Anybody that wants to go pro can be put through a series of mental and physical examinations. This can drastically increase your draft stock if you perform well. If somebody fresh out of high school thinks they have it, why not test them and allow them entrance if they meet certain standards? The tests that normally showcase your draft position could also be the standard that allows a high school kid to enter the draft.

Any draft geek like myself knows about the combine. You have a series of tests that scouts and teams hold up as an example of your aptitude for the pro game. You are tested in vertical leaping ability, 3/4 court speed and standing reach for example. Draft sites and the NBA have been compiling these findings for years now. You can look back in time and find an average for each position within each physical test. So, if you're a power forward, you will have to be able to lift 185-pounds a certain number of times to illustrate that you can hit the average for most pros at that position at a similar age. If you cannot attain the totals, you have to go to college and continue to develop.

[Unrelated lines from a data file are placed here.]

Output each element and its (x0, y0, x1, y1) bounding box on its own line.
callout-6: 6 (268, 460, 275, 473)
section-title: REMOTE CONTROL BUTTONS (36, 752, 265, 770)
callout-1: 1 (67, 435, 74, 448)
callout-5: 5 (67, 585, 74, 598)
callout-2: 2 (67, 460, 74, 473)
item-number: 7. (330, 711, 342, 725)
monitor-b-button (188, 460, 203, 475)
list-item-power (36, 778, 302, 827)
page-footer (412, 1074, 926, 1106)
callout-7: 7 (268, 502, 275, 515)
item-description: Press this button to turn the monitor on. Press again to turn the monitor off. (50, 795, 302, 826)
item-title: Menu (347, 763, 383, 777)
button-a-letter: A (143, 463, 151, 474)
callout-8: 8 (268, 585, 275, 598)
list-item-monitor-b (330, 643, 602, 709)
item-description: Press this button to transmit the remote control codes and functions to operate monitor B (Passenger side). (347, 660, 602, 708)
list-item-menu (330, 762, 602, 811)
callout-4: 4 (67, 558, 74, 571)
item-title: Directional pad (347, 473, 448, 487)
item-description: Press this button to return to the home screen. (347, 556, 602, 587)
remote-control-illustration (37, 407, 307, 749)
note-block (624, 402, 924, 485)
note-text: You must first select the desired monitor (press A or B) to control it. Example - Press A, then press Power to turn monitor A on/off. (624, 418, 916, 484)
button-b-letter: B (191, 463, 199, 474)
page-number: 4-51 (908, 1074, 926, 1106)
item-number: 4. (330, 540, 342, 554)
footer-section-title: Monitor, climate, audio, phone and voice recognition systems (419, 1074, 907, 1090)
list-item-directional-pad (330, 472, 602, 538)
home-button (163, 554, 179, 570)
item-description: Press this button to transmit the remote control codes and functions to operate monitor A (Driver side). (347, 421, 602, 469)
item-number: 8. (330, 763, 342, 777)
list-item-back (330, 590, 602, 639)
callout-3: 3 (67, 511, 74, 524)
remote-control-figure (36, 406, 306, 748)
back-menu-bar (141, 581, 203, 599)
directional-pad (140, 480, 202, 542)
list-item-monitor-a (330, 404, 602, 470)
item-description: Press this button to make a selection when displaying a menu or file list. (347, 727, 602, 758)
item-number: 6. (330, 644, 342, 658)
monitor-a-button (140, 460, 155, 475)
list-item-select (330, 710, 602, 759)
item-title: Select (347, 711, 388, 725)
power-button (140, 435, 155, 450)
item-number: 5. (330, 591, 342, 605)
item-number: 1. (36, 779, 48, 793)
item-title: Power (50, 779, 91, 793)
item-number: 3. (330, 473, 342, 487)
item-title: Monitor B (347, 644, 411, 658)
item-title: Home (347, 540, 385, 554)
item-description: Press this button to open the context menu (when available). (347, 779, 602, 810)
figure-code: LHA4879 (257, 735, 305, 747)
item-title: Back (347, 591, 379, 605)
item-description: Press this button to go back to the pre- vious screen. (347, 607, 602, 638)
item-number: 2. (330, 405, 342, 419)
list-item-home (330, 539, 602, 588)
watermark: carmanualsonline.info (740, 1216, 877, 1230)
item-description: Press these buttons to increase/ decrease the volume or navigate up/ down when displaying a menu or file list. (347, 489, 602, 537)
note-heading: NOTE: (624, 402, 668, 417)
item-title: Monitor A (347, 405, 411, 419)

You can do the same for players from a mental standpoint too.

People like Mark Cuban and Danny Ainge are notorious for putting players through mental examinations. This can help demonstrate correlations mentally between previous players and also help a team gain insight into a player that you could not achieve in a half-hour interview. If a player goes through these exams and is deemed not mentally fit for the tests ahead in the NBA, then they need to continue their basketball education in college and come out when they feel they are ready to pass these standards.

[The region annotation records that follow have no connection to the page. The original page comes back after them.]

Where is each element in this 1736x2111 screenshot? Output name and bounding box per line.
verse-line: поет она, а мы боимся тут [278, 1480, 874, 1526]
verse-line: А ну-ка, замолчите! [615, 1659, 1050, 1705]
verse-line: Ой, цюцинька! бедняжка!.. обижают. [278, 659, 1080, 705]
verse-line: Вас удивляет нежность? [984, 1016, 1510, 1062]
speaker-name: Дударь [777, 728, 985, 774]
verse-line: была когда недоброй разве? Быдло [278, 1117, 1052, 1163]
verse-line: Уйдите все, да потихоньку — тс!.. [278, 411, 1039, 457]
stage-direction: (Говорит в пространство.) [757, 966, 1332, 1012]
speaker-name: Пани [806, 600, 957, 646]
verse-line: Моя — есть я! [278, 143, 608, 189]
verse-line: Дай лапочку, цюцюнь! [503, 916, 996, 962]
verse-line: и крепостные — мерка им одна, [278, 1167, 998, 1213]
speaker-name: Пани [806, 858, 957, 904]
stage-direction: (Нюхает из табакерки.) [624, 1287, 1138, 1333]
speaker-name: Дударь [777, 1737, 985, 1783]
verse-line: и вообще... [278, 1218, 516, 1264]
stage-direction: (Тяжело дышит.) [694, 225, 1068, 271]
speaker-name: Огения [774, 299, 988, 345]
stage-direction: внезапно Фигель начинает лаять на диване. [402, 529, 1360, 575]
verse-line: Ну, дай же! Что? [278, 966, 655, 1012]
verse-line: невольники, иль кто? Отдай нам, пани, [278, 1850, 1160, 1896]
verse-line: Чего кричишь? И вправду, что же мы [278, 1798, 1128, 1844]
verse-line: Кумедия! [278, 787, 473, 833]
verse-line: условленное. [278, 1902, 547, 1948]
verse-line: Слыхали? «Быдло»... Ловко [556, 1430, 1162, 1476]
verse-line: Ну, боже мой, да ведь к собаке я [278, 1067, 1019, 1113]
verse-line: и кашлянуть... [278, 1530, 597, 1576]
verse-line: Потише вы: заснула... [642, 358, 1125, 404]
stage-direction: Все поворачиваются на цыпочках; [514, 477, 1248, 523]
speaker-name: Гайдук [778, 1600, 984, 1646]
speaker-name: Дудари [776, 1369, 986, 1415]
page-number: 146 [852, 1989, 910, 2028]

This may seem radical but it is a way to measure if a player is NBA worthy. There may be more tests and ideas that come over time but I would think that special players like Lebron would pass these easily and be placed in the NBA without any issues. This may also help players like Ndudi Ebi reexamine their path and potentially build themselves up in college and then go to the pros much later then they did. This could help the NBA get players that are better prepared for showtime and also allow kids to grow in college and enter the NBA at the proper time. Again, I know it is not the perfect idea but this is a bit of a wishy washy issue. Some players can play immediately and some players cannot. Why not utilize what is already available to teams in the draft and help separate the dreamers and the truly gifted? You should not stop the elite players from playing at a stage worthy of their skills. You should not also allow players that have "potential" to be drafted much too high again and begin to saturate the game once again.